Compiler: GNU ld (GNU Binutils for Ubuntu) 2.38) gcc 11.4.0
C++ standard: C++20
MPI v4.0: MPICH Version: 3.3.2
MPICH Release date: Tue Nov 12 21:23:16 CST 2019

Installed packages:
ASPHERE BOCS BODY BPM BROWNIAN CG-SPICA CLASS2 COLLOID CORESHELL DIELECTRIC
DIFFRACTION DIPOLE DPD-BASIC DPD-MESO
DPD-REACT DPD-SMOOTH DRUDE EFF
EXTRA-COMPUTE EXTRA-DUMP EXTRA-FIX EXTRA-PAIR FEP GPUGRANULAR INTEL INTERLAYER KOKKOS MANIFOLD MANYBODY MC
MEAM MESONT MGPT MISC ML-IAP ML-RANN ML-SNAP MOFFF MOLECULE OPENMP OPT ORIENT
PERI PHONON PLUGIN PTM QEQ QTB REACTION
REAXFF REPLICA RIGID SHOCK SMTBQ SPH
SPIN SRD TALLY UEF VORONOI YAFF

I’m sorry. I really don’t know how to obtain some data.Hope their absence will not affect the analysis.

GPU is compiled for mixed precision. But I do not know how to set the precision of KOKKOS package .

Looking forward to your reply.

Input file is in.implant in your case.

This is useless. It is important to see the entire file.

Not in this case.

The problem is that you are trying to use a feature that does not exist in your version of LAMMPS. It is too old. You need: Release Stable release 2 August 2023 · lammps/lammps · GitHub
So when you are requesting to run MEAM on the GPU, it is not done, but the CPU version is used.

You cannot. I already said that KOKKOS only supports double precision and thus your GPU is not very suitable for that due to its significantly reduced number of double precision units compared with the data center GPUs.

Thanks for your reply. I will try again by the new version.

The performance summary does not show any GPU usage statistics.

One basic piece of information you haven’t considered (or told us you have considered) is that tersoff/zbl has a GPU variant, as well as a Kokkos variant (as the manual says) while meam only has a Kokkos variant (as the manual again says). So you simply won’t be getting good speed for meam on your GPU.

From a scientific viewpoint, it seems very strange to compare results from two entirely different force fields, unless they are completely separate studies you’re running.
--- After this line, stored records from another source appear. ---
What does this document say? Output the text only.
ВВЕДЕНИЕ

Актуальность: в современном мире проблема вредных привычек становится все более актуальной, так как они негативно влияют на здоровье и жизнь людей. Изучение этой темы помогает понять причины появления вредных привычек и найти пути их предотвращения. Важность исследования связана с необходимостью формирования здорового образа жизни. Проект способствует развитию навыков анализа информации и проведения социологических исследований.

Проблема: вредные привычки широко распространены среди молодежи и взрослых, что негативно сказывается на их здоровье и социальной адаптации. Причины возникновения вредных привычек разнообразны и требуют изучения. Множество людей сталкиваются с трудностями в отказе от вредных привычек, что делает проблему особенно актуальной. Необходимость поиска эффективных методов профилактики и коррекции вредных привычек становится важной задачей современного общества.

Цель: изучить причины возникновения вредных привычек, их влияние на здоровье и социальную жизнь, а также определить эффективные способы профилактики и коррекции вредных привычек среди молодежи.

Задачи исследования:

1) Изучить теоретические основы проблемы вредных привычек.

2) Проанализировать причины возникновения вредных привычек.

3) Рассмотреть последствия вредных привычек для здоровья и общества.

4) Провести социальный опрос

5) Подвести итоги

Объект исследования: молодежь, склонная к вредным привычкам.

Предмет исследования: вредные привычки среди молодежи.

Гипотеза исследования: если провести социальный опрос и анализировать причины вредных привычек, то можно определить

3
Different force fields have different assumptions, approximations and underlying mathematical models, so it’s very difficult for you to know if any difference you see between both simulations is because of the materials’ difference, or simply the different force fields.

I made the comparison between different functions to demonstrate how slow the calculation speed under the meam potential function is for me. I think the slow speed is caused by the type of potential function. I have also seen that although the mean potential function is slow, it is not so slow.

The meam potential function have no GPU variant. Dose it means that GPU is not used in my calculations?